磁耦合谐振式无线电能传输系统传输特性研究

Research on transmission characteristics of magnetically coupled resonant wireless power transfer system

针对磁耦合谐振式无线电能传输(MCR-WPT)系统中线圈参数和负载电阻改变对系统传输性能造成的影响,利用两线圈结构的MCR-WPT等效电路模型,推导了系统输出功率和效率表达式,分析了线圈互感、负载电阻与系统输出功率和传输效率的关系,以及线圈线径、匝数与互感的关系;借助COMSOL有限元仿真软件建立线圈三维模型,并搭建多组两线圈MCR-WPT实验系统对理论分析结果进行了验证.研究结果表明:通过增大收发线圈线径和匝数,可以提高系统输出功率和传输效率,但与线圈线径相比,线圈匝数对传输效率的影响更为明显,而且随着匝数的增加,系统会在更远的传输距离处取得输出功率最大值;随着负载电阻不断增大,系统输出功率和传输效率都呈现先增加后减小的趋势,证明了系统的输出功率和传输效率均存在最大值,但系统输出功率和传输效率达到最大值时的最佳负载不同,即不存在可使输出功率和传输效率同时取最大值的最优负载电阻.

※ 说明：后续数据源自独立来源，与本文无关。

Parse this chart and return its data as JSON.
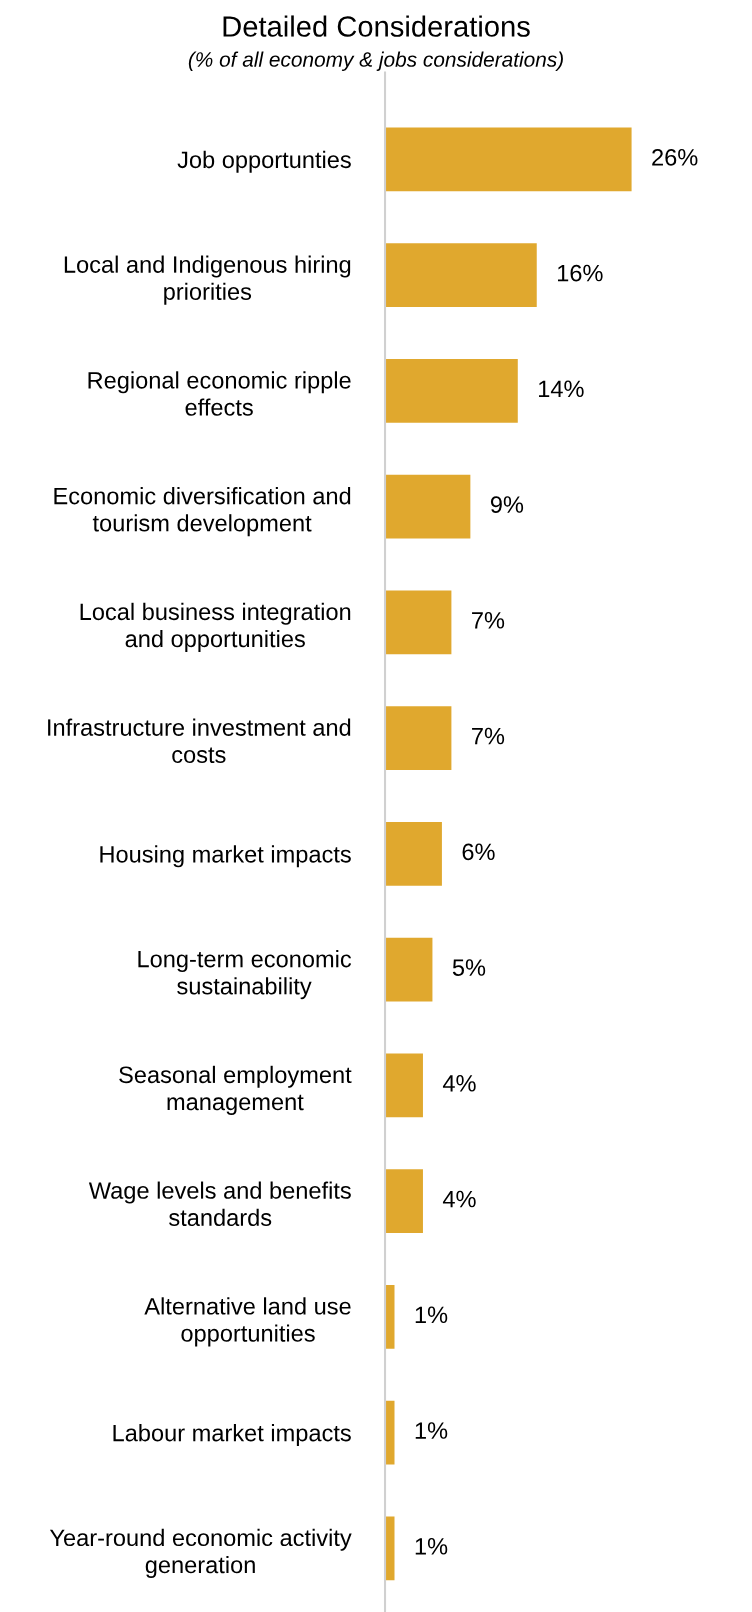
{
  "chart_data": {
    "type": "bar",
    "orientation": "horizontal",
    "title": "Detailed Considerations",
    "subtitle": "(% of all economy & jobs considerations)",
    "categories": [
      "Job opportunties",
      "Local and Indigenous hiring\npriorities",
      "Regional economic ripple\neffects",
      "Economic diversification and\ntourism development",
      "Local business integration\nand opportunities",
      "Infrastructure investment and\ncosts",
      "Housing market impacts",
      "Long-term economic\nsustainability",
      "Seasonal employment\nmanagement",
      "Wage levels and benefits\nstandards",
      "Alternative land use\nopportunities",
      "Labour market impacts",
      "Year-round economic activity\ngeneration"
    ],
    "values": [
      26,
      16,
      14,
      9,
      7,
      7,
      6,
      5,
      4,
      4,
      1,
      1,
      1
    ],
    "value_labels": [
      "26%",
      "16%",
      "14%",
      "9%",
      "7%",
      "7%",
      "6%",
      "5%",
      "4%",
      "4%",
      "1%",
      "1%",
      "1%"
    ],
    "color": "#e0a82e",
    "grid": false,
    "legend": false
  }
}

In view of the influence of coil parameters and load resistance changes on transmission performance of magnetically coupled resonant wireless power transfer( MCR-WPT) system, output power and efficiency of the system are derived using equivalent circuit model of two coil structure MCR-WPT system. The relationship between coil mutual inductance, load resistance and system output power and transmission efficiency, as well as the relationship between coil wire diameter, coil turns and mutual inductance are analyzed. Three-dimensional coil model is established using finite element simulation software COMSOL, and multiple sets of two-coil MCR-WPT experimental systems are built to verify the theoretical analysis results. Research results show that by increasing coil wire diameter and turns, the output power and transmission efficiency of the system can be improved, but the influence of turns on transmission efficiency is more obvious than that of coil wire diameter, and the transmission distance increases when the maximum output power is obtained as the turns increases;as the load resistance continues to increase, the system output power and transmission efficiency both increase first and then decrease,proving that output power and transmission efficiency both have maximum value, but the optimal load is different when the system output power and transmission efficiency reach the maximum value, that is, there is no optimal load resistance that can maximize the output power and transmission efficiency at the same time.